SWIM CTO Simon Crosby explained that the platform ingests real-time edge data to construct an edge fabric. That edge fabric then applies the company’s analysis and machine learning capabilities to produce a “digital twin.” This twin is used to learn from the data coming into the system to find hidden patterns and predict future behavior.
“The problem we have targeted is processing vast amounts of edge data,” Crosby said. “Much of that data is murky, and you don’t know much about it. Our process is extremely efficient at the edge and can automatically learn from this murky edge data.”
Digital twins are software models of physical items. This allows for the ability to model and monitor a physical item in real-time without actually touching the current status of that item.
According to a recent Gartner survey, and noted by ZDnet, 48 percent of companies in the Interet of Things (IoT) space are using, or plan on using, digital twins by the end of this year. The research firm added that more than 50 percent of manufacturers with at least $5 billion in annual revenues will have at least one digital twin initiative in place by 2020.
Crosby said many companies have approached analyzing edge data incorrectly by attempting to first move it to the cloud. He thinks this is flawed because analysis should be done close to where the data is collected for real-time insights.
“Everyone has suddenly figured out that the edge is fundamental,” Crosby half-joked. “They figured it out because it’s blatantly obvious. There is so much data at the edge that it’s preposterous to think you can upload all of it to the cloud to then be analyzed. For smart local decision making and to optimize an automated behavior you need to be able to make decisions at the edge.”
SWIM’s managed software platform is designed with a small footprint, taking up two megabytes of storage space. This allows for integration into existing edge and IoT infrastructure. “Our goal is to get as close as we can to the edge. We don’t care how wimpy the computing power is, and we are compatible on very small systems,” Crosby said.
This also helps glean insight from edge deployments. “It’s really a problem of getting the fabric into the edge computing infrastructure out there,” Crosby said. “You need to be able to embed the agents on devices or add it as part of a management system.”
To solve this issue, SWIM is working on partner programs with IoT and edge equipment providers like Honeywell and Rockwell. “We are 100 percent focused on our partner programs,” Crosby said. “This is a key component for us in gaining adoption from service providers, in the manufacturing space, and across government entities.”
As an example of possible cost savings, Crosby cited the use of the SWIM platform to monitor traffic congestion in urban environments. He noted that to pipe data from each sensor up to a public cloud provider for analysis would cost around $50 per intersection per month. With SWIM’s edge-based analysis, Crosby said costs can be just one-tenth of that or less.
Swimming With the Big Fish
The cost analysis also plays into how a small company like SWIM expects to compete against more established players in the edge and IoT space.
For example, Amazon Web Services (AWS) last year launched its Greengrass platform that helps edge devices process data and communicate with the AWS cloud. The platform allows customers to use AWS Lambda to run code locally on connected devices similar to how they do it using AWS Cloud. Developers can also add Lambda functions to connected devices, and the devices can execute code locally and in real-time.
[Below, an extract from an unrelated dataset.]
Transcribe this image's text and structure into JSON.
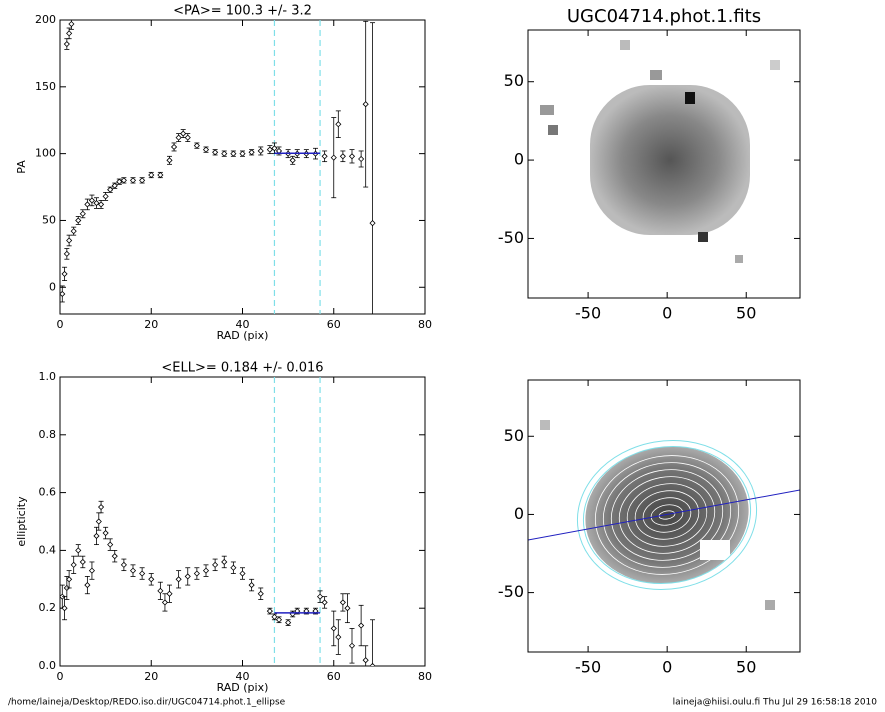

Crosby explained that companies like AWS are not appealing to developers because they require those developers to learn a different programming language.
“With Greengrass, Amazon is trying to attract developers to develop new applications to process the data from the system,” Crosby said. “My opinion is that there are not enough developers that understand the specific program language from either Amazon or the device maker to make that happen.”
Crosby said some of the SWIM software is open source, but that a majority is “bespoke and proprietary.”
“We have a program underway to foster developers and the environment, or basically a way to recruit from the developer community,” Crosby said, adding that it was “too early at this point to talk about that.”